La grande majorité sont des fuites sans conséquences graves, détectées et traitées par les systèmes de sécurité. Les accidents avec blessés graves ou morts existent — ils sont documentés dans les bases de données, sans être systématiquement médiatisés. Ils impliquent presque toujours une combinaison de défaillance technique et de non-respect de procédures de sécurité.
Le data center de Corée du Sud, 2020
En avril 2020, une explosion dans une installation de stockage d'hydrogène à Cheongju en Corée du Sud a tué deux personnes et en a blessé plusieurs autres. L'installation concernée était un système de pile à combustible stationnaire utilisé pour l'alimentation électrique de secours. L'enquête a pointé une accumulation de gaz dans un espace insuffisamment ventilé, suite à une fuite non détectée.
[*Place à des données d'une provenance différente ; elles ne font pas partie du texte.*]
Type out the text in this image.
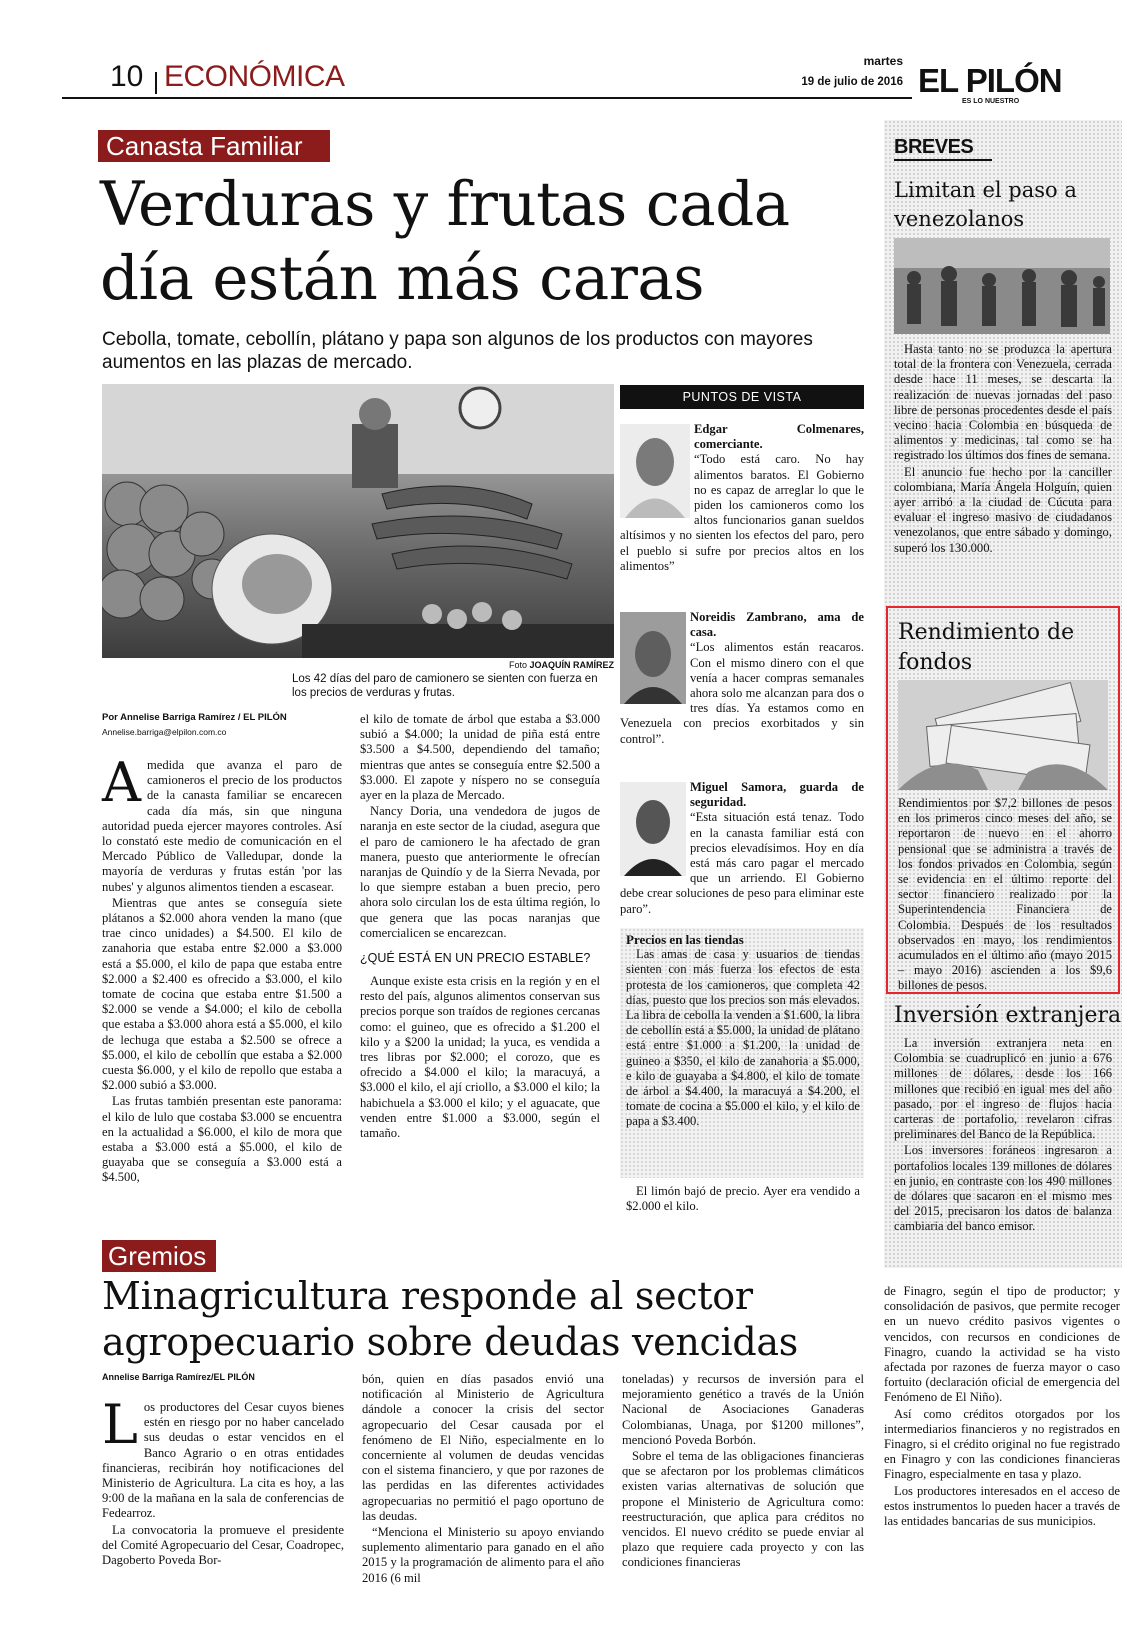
10 ECONÓMICA	martes
19 de julio de 2016 EL PILÓN
ES LO NUESTRO
Canasta Familiar
Verduras y frutas cada
día están más caras
Cebolla, tomate, cebollín, plátano y papa son algunos de los productos con mayores aumentos en las plazas de mercado.
Foto JOAQUÍN RAMÍREZ
Los 42 días del paro de camionero se sienten con fuerza en los precios de verduras y frutas.
Por Annelise Barriga Ramírez / EL PILÓN
Annelise.barriga@elpilon.com.co
A medida que avanza el paro de camioneros el precio de los productos de la canasta familiar se encarecen cada día más, sin que ninguna autoridad pueda ejercer mayores controles. Así lo constató este medio de comunicación en el Mercado Público de Valledupar, donde la mayoría de verduras y frutas están 'por las nubes' y algunos alimentos tienden a escasear.

Mientras que antes se conseguía siete plátanos a $2.000 ahora venden la mano (que trae cinco unidades) a $4.500. El kilo de zanahoria que estaba entre $2.000 a $3.000 está a $5.000, el kilo de papa que estaba entre $2.000 a $2.400 es ofrecido a $3.000, el kilo tomate de cocina que estaba entre $1.500 a $2.000 se vende a $4.000; el kilo de cebolla que estaba a $3.000 ahora está a $5.000, el kilo de lechuga que estaba a $2.500 se ofrece a $5.000, el kilo de cebollín que estaba a $2.000 cuesta $6.000, y el kilo de repollo que estaba a $2.000 subió a $3.000.

Las frutas también presentan este panorama: el kilo de lulo que costaba $3.000 se encuentra en la actualidad a $6.000, el kilo de mora que estaba a $3.000 está a $5.000, el kilo de guayaba que se conseguía a $3.000 está a $4.500,

el kilo de tomate de árbol que estaba a $3.000 subió a $4.000; la unidad de piña está entre $3.500 a $4.500, dependiendo del tamaño; mientras que antes se conseguía entre $2.500 a $3.000. El zapote y níspero no se conseguía ayer en la plaza de Mercado.

Nancy Doria, una vendedora de jugos de naranja en este sector de la ciudad, asegura que el paro de camionero le ha afectado de gran manera, puesto que anteriormente le ofrecían naranjas de Quindío y de la Sierra Nevada, por lo que siempre estaban a buen precio, pero ahora solo circulan los de esta última región, lo que genera que las pocas naranjas que comercialicen se encarezcan.

¿QUÉ ESTÁ EN UN PRECIO ESTABLE?

Aunque existe esta crisis en la región y en el resto del país, algunos alimentos conservan sus precios porque son traídos de regiones cercanas como: el guineo, que es ofrecido a $1.200 el kilo y a $200 la unidad; la yuca, es vendida a tres libras por $2.000; el corozo, que es ofrecido a $4.000 el kilo; la maracuyá, a $3.000 el kilo, el ají criollo, a $3.000 el kilo; la habichuela a $3.000 el kilo; y el aguacate, que venden entre $1.000 a $3.000, según el tamaño.

PUNTOS DE VISTA
Edgar Colmenares, comerciante.
“Todo está caro. No hay alimentos baratos. El Gobierno no es capaz de arreglar lo que le piden los camioneros como los altos funcionarios ganan sueldos altísimos y no sienten los efectos del paro, pero el pueblo si sufre por precios altos en los alimentos”
Noreidis Zambrano, ama de casa.
“Los alimentos están reacaros. Con el mismo dinero con el que venía a hacer compras semanales ahora solo me alcanzan para dos o tres días. Ya estamos como en Venezuela con precios exorbitados y sin control”.
Miguel Samora, guarda de seguridad.
“Esta situación está tenaz. Todo en la canasta familiar está con precios elevadísimos. Hoy en día está más caro pagar el mercado que un arriendo. El Gobierno debe crear soluciones de peso para eliminar este paro”.
Precios en las tiendas

Las amas de casa y usuarios de tiendas sienten con más fuerza los efectos de esta protesta de los camioneros, que completa 42 días, puesto que los precios son más elevados. La libra de cebolla la venden a $1.600, la libra de cebollín está a $5.000, la unidad de plátano está entre $1.000 a $1.200, la unidad de guineo a $350, el kilo de zanahoria a $5.000, e kilo de guayaba a $4.800, el kilo de tomate de árbol a $4.400, la maracuyá a $4.200, el tomate de cocina a $5.000 el kilo, y el kilo de papa a $3.400.

El limón bajó de precio. Ayer era vendido a $2.000 el kilo.

BREVES
Limitan el paso a venezolanos

Hasta tanto no se produzca la apertura total de la frontera con Venezuela, cerrada desde hace 11 meses, se descarta la realización de nuevas jornadas del paso libre de personas procedentes desde el país vecino hacia Colombia en búsqueda de alimentos y medicinas, tal como se ha registrado los últimos dos fines de semana.

El anuncio fue hecho por la canciller colombiana, María Ángela Holguín, quien ayer arribó a la ciudad de Cúcuta para evaluar el ingreso masivo de ciudadanos venezolanos, que entre sábado y domingo, superó los 130.000.

Rendimiento de fondos

Rendimientos por $7,2 billones de pesos en los primeros cinco meses del año, se reportaron de nuevo en el ahorro pensional que se administra a través de los fondos privados en Colombia, según se evidencia en el último reporte del sector financiero realizado por la Superintendencia Financiera de Colombia. Después de los resultados observados en mayo, los rendimientos acumulados en el último año (mayo 2015 – mayo 2016) ascienden a los $9,6 billones de pesos.

Inversión extranjera

La inversión extranjera neta en Colombia se cuadruplicó en junio a 676 millones de dólares, desde los 166 millones que recibió en igual mes del año pasado, por el ingreso de flujos hacia carteras de portafolio, revelaron cifras preliminares del Banco de la República.

Los inversores foráneos ingresaron a portafolios locales 139 millones de dólares en junio, en contraste con los 490 millones de dólares que sacaron en el mismo mes del 2015, precisaron los datos de balanza cambiaria del banco emisor.

Gremios
Minagricultura responde al sector
agropecuario sobre deudas vencidas
Annelise Barriga Ramírez/EL PILÓN
L os productores del Cesar cuyos bienes estén en riesgo por no haber cancelado sus deudas o estar vencidos en el Banco Agrario o en otras entidades financieras, recibirán hoy notificaciones del Ministerio de Agricultura. La cita es hoy, a las 9:00 de la mañana en la sala de conferencias de Fedearroz.

La convocatoria la promueve el presidente del Comité Agropecuario del Cesar, Coadropec, Dagoberto Poveda Bor-

bón, quien en días pasados envió una notificación al Ministerio de Agricultura dándole a conocer la crisis del sector agropecuario del Cesar causada por el fenómeno de El Niño, especialmente en lo concerniente al volumen de deudas vencidas con el sistema financiero, y que por razones de las perdidas en las diferentes actividades agropecuarias no permitió el pago oportuno de las deudas.

“Menciona el Ministerio su apoyo enviando suplemento alimentario para ganado en el año 2015 y la programación de alimento para el año 2016 (6 mil

toneladas) y recursos de inversión para el mejoramiento genético a través de la Unión Nacional de Asociaciones Ganaderas Colombianas, Unaga, por $1200 millones”, mencionó Poveda Borbón.

Sobre el tema de las obligaciones financieras que se afectaron por los problemas climáticos existen varias alternativas de solución que propone el Ministerio de Agricultura como: reestructuración, que aplica para créditos no vencidos. El nuevo crédito se puede enviar al plazo que requiere cada proyecto y con las condiciones financieras

de Finagro, según el tipo de productor; y consolidación de pasivos, que permite recoger en un nuevo crédito pasivos vigentes o vencidos, con recursos en condiciones de Finagro, cuando la actividad se ha visto afectada por razones de fuerza mayor o caso fortuito (declaración oficial de emergencia del Fenómeno de El Niño).

Así como créditos otorgados por los intermediarios financieros y no registrados en Finagro, si el crédito original no fue registrado en Finagro y con las condiciones financieras Finagro, especialmente en tasa y plazo.

Los productores interesados en el acceso de estos instrumentos lo pueden hacer a través de las entidades bancarias de sus municipios.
Cet accident a renforcé les exigences de ventilation et de détection automatique dans les réglementations coréennes sur les systèmes H₂ stationnaires.
Ce que les données statistiques disent vraiment
Comparer le risque de l'hydrogène à celui d'autres sources d'énergie demande de la rigueur méthodologique. Des études publiées par l'Argonne National Laboratory et le JRC européen ont tenté cette comparaison. Le résultat général : le risque lié à l'hydrogène n'est pas statistiquement supérieur à celui du gaz naturel ou de l'essence par énergie utilisée, à condition que les installations soient correctement conçues, construites et maintenues.
Deux nuances importantes : premièrement, l'hydrogène est une technologie en déploiement précoce, où les standards d'assurance qualité ne sont pas encore aussi matures que pour le gaz naturel (utilisé massivement depuis plus d'un siècle). Deuxièmement, les incidents de la période 2018-2020 ont eu lieu dans des environnements encore en apprentissage — les nouvelles normes issues de ces incidents devraient améliorer le bilan futur.
La leçon centrale
Chaque incident dans la filière H₂ a produit des changements concrets : révision de standards, modification de composants, renforcement des procédures d'inspection. C'est le fonctionnement normal du progrès en sécurité industrielle — il passe malheureusement souvent par des incidents, puis par leur analyse et leur correction.
Ce qui serait préoccupant, ce ne serait pas l'existence d'incidents mais l'absence de réponse systémique. Or la filière a globalement bien répondu : les incidents de 2019 ont produit des normes plus strictes et des procédures renforcées qui se sont appliquées à l'ensemble du secteur. C'est un signal de maturité, paradoxalement.